Le Pr Niane estime que les autorités politiques n’ont d’autres choix que le courage d’engager des ruptures, d’assumer la responsabilité de l’autorité dont elles sont dépositaires et de prendre les décisions courageuses qui sauvegardent les possibilités de réussir l’objectif de bien-être pour le Sénégal. Cela, même si elles devaient être impopulaires. Par ailleurs, il a dit sa peine de voir que, pendant que des groupes de volontaires étrangers enthousiastes et durs à la tâche sont en train de construire des salles de classe et des dispensaires, des jeunes destinataires de ces infrastructures s’amusent, jouent au football ou flânent en toute irresponsabilité. Les vacances scolaires et universitaires constituent, a-t-il affirmé, des moments à valoriser.

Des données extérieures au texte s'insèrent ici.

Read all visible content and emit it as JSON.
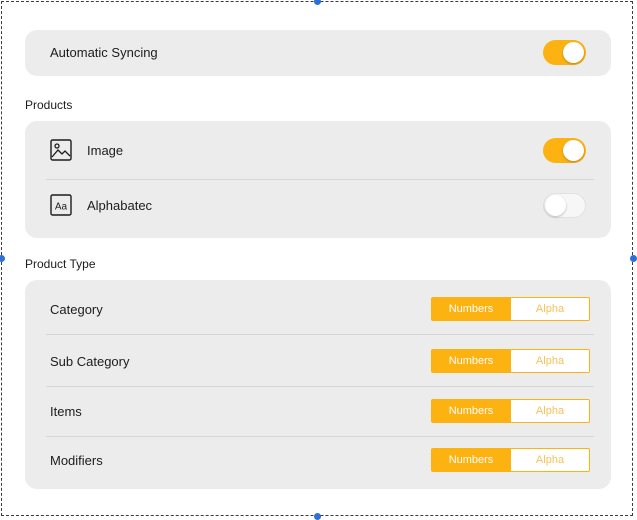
{
  "sync": {
    "label": "Automatic Syncing",
    "enabled": true
  },
  "products": {
    "title": "Products",
    "items": [
      {
        "label": "Image",
        "icon": "image-icon",
        "enabled": true
      },
      {
        "label": "Alphabatec",
        "icon": "text-format-icon",
        "icon_text": "Aa",
        "enabled": false
      }
    ]
  },
  "product_type": {
    "title": "Product Type",
    "options": [
      "Numbers",
      "Alpha"
    ],
    "rows": [
      {
        "label": "Category",
        "selected": "Numbers"
      },
      {
        "label": "Sub Category",
        "selected": "Numbers"
      },
      {
        "label": "Items",
        "selected": "Numbers"
      },
      {
        "label": "Modifiers",
        "selected": "Numbers"
      }
    ]
  },
  "colors": {
    "accent": "#fcb210",
    "card": "#ececec",
    "selection_handle": "#2f6fd6"
  }
}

Ce qui est contraire à la réalité sénégalaise où les jeunes sont laissés à eux-mêmes, oisifs ou dans les activités sportives des Navétanes.
L’attitude des autorités inhibe le comportement des jeunes
Mary Teuw Niane a condamné la facilité encouragée, depuis quelques décennies, par l’attitude des autorités et la culture véhiculée qui inhibe profondément le comportement des jeunes. Il estime que l’utilisation de volontaires dans la construction des infrastructures indispensables au développement (routes, digues, barrages, canaux, écoles, universités, périmètres de cultures irriguées, centrales électriques, hôpitaux, dispensaires, étables…) est un facteur important sur lequel le Sénégal pourra compter. Il a, à cet égard, appelé les jeunes à s’engager dans des projets de volontariat parce que, affirme-t-il, la réduction des gaps dans les indicateurs d’atteinte du bien-être des populations et des infrastructures ne se fera pas à travers seulement l’aide et les prêts, mais sera rendue réelle grâce à des bras libres, à la tête pleine. Le Pr Niane dit ne pas comprendre que le Sénégalais qui est compétent dans divers domaines et qui fait montre d’un esprit d’initiative à nul autre pareil lorsqu’il est à l’étranger, reste cependant, inhibé, amorphe, attendant tout de l’Etat quand il est à l’intérieur des frontières du pays. Ce sont de pareils paradoxes qui maintiennent le Sénégal dans la grille des pays pauvres, alors que la qualité du potentiel de ses ressources humaines, dans un monde globalisé de l’information et de l’économie de la connaissance, devrait le situer dans le lot des pays émergents dans le monde. L’ancien recteur de l’Ugb a souligné que la jeunesse constitue un atout pour le Sénégal, qui doit s’appuyer sur cette couche de la population pour propulser son développement économique. Pour lui, l’éducation et la formation restent la voie la plus glorieuse pour participer au développement du pays. La jeunesse ainsi pourvue d’une instruction sera attachée aux valeurs de solidarité et de service volontaire à la communauté. La jeunesse, loin d’être un fardeau, sera alors, dira-t-il, une richesse renouvelable, un moteur pour la transformation de la société et un bien d’exportation.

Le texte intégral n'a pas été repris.